The Snake

On a warm afternoon, in the shade of a palm,
Speckled with the sun’s golden light,
The companions stood behind their Imam,
The Prophet of God, dressed in white.

The journey was ending and home was near,
Near enough to long for its joys;
As the second salaam sealed the prayer,
The Prophet smiled, and looked for the boys.

How strong was their stand when they had been told
By their father and mother to forgo the ride;
The command only tightened their hold,
Determined to remain by their grandfather’s side.

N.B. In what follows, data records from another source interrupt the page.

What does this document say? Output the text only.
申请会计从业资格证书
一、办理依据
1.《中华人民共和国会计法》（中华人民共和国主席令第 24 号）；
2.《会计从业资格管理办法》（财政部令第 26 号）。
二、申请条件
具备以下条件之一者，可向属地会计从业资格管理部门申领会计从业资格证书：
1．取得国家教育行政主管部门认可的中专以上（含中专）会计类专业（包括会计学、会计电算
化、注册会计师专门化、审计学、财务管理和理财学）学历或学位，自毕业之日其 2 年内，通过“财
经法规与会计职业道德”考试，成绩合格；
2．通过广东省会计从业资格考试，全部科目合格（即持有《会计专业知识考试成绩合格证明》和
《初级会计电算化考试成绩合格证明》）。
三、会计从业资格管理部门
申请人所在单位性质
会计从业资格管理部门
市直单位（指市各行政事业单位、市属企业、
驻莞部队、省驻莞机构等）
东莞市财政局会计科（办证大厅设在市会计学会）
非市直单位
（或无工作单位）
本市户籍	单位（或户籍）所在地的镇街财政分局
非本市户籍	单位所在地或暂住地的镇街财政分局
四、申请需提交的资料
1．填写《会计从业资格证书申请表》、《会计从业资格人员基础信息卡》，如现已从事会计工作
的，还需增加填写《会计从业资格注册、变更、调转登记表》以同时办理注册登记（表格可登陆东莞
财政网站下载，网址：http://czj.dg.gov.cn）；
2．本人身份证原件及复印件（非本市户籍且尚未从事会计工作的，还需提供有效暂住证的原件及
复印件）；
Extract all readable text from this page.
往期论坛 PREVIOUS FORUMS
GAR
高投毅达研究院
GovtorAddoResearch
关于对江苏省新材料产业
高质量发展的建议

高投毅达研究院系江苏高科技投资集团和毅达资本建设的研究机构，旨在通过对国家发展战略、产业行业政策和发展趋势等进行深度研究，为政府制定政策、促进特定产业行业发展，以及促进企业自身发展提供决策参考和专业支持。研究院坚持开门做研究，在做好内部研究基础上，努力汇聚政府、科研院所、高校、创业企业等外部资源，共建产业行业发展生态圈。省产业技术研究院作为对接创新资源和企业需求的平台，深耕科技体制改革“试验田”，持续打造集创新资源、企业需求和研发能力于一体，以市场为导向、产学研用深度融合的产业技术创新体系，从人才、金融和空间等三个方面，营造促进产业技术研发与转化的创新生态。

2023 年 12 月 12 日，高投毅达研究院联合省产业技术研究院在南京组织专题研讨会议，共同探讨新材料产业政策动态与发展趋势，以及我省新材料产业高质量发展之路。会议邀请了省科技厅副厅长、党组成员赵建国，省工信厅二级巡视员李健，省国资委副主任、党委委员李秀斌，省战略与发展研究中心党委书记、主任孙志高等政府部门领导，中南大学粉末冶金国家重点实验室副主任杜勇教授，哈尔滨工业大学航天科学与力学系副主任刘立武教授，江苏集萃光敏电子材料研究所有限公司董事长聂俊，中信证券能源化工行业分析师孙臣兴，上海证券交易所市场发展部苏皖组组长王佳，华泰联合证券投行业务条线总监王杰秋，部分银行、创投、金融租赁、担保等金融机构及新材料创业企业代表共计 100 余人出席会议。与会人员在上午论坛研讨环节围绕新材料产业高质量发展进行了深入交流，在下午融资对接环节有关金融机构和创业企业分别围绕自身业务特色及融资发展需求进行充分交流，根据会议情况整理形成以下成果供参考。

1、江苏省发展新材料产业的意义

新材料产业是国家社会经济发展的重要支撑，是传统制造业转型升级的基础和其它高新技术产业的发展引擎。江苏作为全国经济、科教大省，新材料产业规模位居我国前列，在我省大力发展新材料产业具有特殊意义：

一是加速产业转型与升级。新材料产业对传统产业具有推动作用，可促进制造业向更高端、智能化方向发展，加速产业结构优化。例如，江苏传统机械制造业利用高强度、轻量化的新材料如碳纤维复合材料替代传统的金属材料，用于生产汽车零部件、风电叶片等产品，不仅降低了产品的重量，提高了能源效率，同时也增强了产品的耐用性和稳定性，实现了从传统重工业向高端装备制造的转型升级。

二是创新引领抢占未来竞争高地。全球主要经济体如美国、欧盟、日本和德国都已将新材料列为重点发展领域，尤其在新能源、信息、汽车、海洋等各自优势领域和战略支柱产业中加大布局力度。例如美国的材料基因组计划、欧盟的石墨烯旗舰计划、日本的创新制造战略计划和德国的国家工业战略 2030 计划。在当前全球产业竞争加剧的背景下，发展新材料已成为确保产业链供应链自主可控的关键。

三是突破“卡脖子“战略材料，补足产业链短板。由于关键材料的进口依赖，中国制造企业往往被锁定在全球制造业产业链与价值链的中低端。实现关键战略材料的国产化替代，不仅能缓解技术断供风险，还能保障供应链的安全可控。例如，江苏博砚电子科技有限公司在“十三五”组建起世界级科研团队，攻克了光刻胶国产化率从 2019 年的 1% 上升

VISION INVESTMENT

Thus were the two little darlings counted
Among this group leaving their ground,
The horses were saddled, the camels mounted;
But not one trace of the boys was found.

Now let us visit our two little friends
Who wandered away, away from camp
Into the desert where the sun descends
Over the sands like a crimson lamp.

Down a dune they rolled and leapt
And wrestled playfully each other,
While nearby a someone crept,
Unknown to Hassan and his brother.

The snake, she started from her rest
And spanned her length towards the boys
To vehemently stage protest
With all the strength a snake employs.

The children’s eyes went wide with fear
They clutched each other, set to bound,
But stopped to see the snake so near,
And that was when they looked around.

They sobbed aloud, their tears flowing
And darkening the twilit day,
The snake inched forward, not knowing
What sense to make of this display.

Back with the Prophet and his company:
They searched everywhere, yet could not find
A clue as to where the children might be,
Despite their frantic efforts combined.

The Prophet looked up at the darkening sky,
Then down at the earth respectfully,
And taking the name of his Lord most high,
He bid it show what he wished to see.

And the earth did respond to his blessed request,
For to his good eye, the desert sand shifted,
Till the land was flat with its dunes depressed,
And the boys far and low were near, lifted.

Their crying had grown louder and louder,
Causing the reptile ready itself,
To strike; but then a sensation cowed her
Pinning her down to the sandy shelf.

A fragrant scent filled the air
That wrapped the boys in hope and strength;
They turned their heads with the greatest care:
Their grandfather at a hand’s length.

The Prophet motioned them to stay,
And stepped toward the confounded snake,
“Leave my grandsons and be on your way”.
And she vanished for the Prophet’s sake.

The children cheered, and jumped and flew
To hold and kiss the Prophet’s face,
And he in turn did kiss them too,
Then thanked the Lord for His grace.

This is where our story runs dry,
So moisten your eye and send down a rain
Of prayers and blessings of God most high
Upon the Prophet, Hassan, and Husayn.